Unlike what the title infers, I’ve never not loved books. I love books. Sometimes a little more than my wallet would accept. But despite this love, I’ve had years of struggle in being able to read with any regularity. And as a writer, this is downright blasphemous.
I’ve been on streaks in the past where I can polish off a book a day, or at least one per week. Lately, however, I struggle to read even a book a month. In some cases, sure it could be in the choices I make for what I read, but moreover I learned to just put those books aside and move on. Ignore the books that I am just not into, so that is less of a problem than the days in the past where I believed that I MUST finish a book that I started. These days I just find myself out of time by the day’s end without any pages turned. And I find myself saddened by this.

Solutions abound though. Small hack on how to read more are available aplenty on the internet. In realistic ways, time is ever available. All those moments playing on a cell phone? Reading time. A lot of pages can be covered in multiple 5 minute stretches. Seems easy, but it seems that I don’t like easy.
Again, I drift into that pool of distractions. Those shiny electronic objects are forever pulling attention in despite life around us. We claim boredom, or even the need to carry on a conversation via messenger, texting or whathaveyou, even though there are better things in front of us. Whatever excuse I claim, what is evident is that I am not reading (or writing) as frequently as I would like.

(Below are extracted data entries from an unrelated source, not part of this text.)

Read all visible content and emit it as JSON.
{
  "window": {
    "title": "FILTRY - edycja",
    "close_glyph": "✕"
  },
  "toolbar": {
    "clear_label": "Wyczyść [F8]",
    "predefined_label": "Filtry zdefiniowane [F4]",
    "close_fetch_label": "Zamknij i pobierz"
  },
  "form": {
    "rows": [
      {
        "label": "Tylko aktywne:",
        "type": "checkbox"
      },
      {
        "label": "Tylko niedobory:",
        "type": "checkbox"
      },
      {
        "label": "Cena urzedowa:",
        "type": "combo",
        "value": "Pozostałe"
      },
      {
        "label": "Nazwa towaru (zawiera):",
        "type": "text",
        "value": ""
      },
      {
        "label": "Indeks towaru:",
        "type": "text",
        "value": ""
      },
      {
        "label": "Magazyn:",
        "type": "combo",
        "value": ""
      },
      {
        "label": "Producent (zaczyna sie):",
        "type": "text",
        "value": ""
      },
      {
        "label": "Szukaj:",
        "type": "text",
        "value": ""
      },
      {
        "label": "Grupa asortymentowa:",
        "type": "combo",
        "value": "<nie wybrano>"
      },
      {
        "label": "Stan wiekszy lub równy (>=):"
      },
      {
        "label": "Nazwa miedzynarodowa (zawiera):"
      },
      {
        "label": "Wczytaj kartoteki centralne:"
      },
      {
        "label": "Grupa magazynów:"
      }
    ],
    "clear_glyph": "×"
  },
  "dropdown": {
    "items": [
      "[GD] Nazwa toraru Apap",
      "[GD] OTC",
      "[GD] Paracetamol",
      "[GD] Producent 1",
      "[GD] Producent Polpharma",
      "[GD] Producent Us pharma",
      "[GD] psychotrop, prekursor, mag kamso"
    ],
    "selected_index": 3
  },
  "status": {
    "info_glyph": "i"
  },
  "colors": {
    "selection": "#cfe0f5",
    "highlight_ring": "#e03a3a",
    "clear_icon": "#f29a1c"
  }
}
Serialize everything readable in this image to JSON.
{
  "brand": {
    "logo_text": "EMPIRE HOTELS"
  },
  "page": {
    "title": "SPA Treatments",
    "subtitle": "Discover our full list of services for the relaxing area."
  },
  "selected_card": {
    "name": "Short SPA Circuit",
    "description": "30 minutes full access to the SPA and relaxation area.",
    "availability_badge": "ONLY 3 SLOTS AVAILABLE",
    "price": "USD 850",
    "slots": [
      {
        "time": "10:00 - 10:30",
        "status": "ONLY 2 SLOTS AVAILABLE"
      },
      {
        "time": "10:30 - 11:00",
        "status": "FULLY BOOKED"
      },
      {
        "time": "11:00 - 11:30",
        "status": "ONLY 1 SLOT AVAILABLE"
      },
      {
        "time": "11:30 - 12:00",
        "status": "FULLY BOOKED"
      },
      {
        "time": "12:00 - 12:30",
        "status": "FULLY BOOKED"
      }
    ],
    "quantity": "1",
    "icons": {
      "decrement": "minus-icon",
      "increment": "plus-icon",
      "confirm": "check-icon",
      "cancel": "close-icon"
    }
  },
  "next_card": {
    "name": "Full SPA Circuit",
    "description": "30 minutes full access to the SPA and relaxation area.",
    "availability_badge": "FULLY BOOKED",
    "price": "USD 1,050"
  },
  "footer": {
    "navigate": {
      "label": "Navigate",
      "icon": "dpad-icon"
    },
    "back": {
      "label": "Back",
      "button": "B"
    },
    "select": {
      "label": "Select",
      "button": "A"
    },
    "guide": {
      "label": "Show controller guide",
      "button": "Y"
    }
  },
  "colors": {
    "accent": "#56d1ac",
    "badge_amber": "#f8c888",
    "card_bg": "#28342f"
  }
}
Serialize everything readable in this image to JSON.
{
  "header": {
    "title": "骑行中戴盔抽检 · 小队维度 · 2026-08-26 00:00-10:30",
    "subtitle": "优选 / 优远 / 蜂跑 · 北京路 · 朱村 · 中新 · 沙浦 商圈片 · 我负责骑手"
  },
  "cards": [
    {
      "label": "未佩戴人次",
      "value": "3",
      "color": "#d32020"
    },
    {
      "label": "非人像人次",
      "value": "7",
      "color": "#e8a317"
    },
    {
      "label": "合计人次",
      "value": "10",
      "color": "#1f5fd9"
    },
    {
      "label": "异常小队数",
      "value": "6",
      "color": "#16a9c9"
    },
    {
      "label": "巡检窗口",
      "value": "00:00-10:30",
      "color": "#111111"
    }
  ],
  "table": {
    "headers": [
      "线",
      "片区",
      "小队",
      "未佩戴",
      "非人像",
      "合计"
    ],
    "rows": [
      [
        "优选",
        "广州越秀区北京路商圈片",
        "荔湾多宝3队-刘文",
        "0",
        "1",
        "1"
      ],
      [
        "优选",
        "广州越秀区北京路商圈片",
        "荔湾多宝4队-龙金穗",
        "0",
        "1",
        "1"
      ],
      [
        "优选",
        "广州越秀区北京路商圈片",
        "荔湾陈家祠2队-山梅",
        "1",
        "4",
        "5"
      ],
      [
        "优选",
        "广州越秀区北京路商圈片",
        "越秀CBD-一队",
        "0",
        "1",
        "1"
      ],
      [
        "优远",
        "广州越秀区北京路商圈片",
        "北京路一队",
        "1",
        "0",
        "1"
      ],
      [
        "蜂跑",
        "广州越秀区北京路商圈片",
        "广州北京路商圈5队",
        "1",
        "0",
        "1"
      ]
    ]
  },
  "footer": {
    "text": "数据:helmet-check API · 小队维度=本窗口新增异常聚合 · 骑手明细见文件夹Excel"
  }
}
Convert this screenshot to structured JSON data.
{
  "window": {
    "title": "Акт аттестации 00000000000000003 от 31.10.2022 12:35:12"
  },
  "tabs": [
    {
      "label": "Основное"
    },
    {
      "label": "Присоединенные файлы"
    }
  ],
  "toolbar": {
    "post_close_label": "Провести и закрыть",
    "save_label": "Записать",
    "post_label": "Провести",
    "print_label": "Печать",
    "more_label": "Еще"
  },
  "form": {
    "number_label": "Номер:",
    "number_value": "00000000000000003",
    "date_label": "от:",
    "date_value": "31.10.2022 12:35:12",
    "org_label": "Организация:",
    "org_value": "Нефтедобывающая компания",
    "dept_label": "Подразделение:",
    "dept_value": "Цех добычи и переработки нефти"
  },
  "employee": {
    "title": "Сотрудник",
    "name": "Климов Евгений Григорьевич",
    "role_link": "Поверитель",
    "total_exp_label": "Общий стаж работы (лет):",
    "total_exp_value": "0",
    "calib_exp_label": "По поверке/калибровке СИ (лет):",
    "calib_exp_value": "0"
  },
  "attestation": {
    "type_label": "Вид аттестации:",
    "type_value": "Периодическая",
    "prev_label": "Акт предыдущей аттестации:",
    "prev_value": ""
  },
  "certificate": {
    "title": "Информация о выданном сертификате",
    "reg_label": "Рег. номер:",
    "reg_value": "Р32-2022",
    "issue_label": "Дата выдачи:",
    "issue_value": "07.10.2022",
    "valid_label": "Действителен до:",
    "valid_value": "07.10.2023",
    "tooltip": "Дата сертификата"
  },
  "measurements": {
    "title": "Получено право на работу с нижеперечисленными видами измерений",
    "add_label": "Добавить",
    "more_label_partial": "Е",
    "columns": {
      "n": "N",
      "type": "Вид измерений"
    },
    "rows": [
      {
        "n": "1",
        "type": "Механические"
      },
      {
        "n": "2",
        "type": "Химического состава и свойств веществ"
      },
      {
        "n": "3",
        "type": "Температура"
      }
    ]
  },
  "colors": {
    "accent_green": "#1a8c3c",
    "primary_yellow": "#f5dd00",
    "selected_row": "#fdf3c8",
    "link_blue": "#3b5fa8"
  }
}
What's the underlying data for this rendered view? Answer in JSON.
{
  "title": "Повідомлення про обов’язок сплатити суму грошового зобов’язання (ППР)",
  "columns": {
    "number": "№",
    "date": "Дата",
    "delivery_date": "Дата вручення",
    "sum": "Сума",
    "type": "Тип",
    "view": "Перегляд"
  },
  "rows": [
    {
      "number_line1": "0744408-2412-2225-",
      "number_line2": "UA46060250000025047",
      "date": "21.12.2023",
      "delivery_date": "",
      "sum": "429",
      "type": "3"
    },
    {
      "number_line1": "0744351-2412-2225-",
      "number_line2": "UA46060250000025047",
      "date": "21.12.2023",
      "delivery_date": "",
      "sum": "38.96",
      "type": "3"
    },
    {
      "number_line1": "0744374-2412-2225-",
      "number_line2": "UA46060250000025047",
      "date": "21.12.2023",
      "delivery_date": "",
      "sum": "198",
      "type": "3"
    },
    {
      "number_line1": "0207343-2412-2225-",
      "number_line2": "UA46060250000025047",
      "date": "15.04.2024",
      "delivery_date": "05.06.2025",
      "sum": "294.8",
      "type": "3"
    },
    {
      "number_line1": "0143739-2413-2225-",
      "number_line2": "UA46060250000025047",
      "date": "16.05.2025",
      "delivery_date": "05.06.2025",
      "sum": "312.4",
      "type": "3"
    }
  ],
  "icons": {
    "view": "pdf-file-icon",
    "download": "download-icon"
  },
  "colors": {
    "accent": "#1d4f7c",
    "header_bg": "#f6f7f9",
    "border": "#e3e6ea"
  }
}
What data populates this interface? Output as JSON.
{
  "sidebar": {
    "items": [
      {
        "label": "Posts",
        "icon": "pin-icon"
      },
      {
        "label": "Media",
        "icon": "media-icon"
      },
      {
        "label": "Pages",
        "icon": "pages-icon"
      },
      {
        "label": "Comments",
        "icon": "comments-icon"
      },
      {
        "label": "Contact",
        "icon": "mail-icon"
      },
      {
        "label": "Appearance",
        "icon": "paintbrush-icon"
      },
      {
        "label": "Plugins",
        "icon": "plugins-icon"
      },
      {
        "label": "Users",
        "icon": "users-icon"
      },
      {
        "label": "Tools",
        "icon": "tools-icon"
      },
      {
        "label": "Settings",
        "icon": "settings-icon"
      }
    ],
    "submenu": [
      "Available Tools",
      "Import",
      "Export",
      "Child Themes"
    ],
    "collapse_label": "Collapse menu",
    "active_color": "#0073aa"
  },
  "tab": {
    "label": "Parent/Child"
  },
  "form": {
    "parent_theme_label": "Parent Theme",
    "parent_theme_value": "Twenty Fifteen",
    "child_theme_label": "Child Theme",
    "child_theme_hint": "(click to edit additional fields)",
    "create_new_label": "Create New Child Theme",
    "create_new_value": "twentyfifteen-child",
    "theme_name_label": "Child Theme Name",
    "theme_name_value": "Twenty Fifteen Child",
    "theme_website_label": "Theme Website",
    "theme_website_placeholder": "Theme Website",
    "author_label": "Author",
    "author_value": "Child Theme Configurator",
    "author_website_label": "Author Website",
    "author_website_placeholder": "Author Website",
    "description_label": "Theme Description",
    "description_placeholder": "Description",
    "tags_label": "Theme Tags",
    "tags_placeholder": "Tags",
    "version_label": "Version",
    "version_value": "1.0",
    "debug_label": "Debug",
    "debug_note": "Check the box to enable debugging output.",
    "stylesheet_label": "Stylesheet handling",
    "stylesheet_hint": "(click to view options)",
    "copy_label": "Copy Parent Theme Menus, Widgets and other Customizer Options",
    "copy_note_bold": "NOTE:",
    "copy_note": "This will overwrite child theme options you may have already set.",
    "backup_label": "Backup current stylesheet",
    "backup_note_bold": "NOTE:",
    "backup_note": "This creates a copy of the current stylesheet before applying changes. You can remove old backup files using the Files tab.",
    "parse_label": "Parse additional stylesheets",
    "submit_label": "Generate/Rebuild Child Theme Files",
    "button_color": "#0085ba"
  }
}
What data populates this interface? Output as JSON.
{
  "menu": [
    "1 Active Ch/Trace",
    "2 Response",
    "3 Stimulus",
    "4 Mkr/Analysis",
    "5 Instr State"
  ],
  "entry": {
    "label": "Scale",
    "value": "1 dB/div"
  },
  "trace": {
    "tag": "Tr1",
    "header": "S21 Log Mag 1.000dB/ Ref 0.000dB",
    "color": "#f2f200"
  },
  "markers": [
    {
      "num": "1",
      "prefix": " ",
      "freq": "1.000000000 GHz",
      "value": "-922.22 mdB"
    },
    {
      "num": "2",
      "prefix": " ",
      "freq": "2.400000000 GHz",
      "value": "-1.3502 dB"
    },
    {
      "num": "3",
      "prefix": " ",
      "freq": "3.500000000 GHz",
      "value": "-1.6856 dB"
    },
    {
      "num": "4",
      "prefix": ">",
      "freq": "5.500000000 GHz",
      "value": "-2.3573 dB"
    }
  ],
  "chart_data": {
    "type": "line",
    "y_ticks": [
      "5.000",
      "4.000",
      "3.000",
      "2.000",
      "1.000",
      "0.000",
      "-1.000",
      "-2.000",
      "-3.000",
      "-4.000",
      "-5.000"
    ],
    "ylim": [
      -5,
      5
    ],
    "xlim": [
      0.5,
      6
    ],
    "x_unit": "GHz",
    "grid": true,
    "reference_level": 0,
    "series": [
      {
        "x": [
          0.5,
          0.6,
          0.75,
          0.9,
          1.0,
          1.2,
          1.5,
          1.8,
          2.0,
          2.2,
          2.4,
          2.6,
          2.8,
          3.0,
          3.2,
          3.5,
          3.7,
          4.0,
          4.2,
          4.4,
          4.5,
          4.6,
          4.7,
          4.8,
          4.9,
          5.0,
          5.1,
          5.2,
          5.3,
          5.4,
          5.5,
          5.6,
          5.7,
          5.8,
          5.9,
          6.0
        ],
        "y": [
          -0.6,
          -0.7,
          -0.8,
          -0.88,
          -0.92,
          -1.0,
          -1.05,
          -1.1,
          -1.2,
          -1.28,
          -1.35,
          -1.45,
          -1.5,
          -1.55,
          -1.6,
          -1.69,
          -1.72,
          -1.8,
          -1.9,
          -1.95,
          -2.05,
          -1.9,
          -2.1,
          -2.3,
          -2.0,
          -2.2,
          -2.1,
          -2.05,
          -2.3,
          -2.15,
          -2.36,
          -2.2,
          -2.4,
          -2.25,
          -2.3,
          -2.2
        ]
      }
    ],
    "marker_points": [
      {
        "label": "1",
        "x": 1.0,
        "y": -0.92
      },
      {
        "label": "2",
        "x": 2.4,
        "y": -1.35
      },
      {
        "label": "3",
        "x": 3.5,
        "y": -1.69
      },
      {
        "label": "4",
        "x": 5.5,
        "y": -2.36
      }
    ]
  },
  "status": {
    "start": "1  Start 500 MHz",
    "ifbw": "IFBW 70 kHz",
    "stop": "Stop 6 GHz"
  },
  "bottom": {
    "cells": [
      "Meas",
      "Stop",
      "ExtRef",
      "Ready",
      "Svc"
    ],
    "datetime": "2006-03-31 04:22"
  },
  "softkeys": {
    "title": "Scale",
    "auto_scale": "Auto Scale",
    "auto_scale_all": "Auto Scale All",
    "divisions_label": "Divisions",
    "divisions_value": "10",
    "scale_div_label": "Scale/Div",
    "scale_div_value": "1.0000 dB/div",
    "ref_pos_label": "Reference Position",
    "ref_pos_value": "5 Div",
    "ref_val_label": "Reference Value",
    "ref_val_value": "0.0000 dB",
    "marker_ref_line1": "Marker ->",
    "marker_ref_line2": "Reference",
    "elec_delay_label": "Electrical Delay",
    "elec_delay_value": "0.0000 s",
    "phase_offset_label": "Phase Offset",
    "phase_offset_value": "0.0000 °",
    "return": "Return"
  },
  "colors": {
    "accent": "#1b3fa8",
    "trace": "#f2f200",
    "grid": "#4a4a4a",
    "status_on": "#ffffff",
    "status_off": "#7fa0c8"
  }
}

What would it take to change that?
Just read more: the simple answer. Too simple of an answer if you ask me. Nothing is ever that simple when talking in this realm, especially when talking time management and the convenience of distraction. Deliberate actions in trying to unlearn what technology has instilled in me will be what it takes. Replace the habits with reading (or writing). Commitments to leave my phone behind and only carry my nook, kindle, or a physical book will be not only prudent, but necessary. If I persist, I might just be able to relearn what books truly mean to me.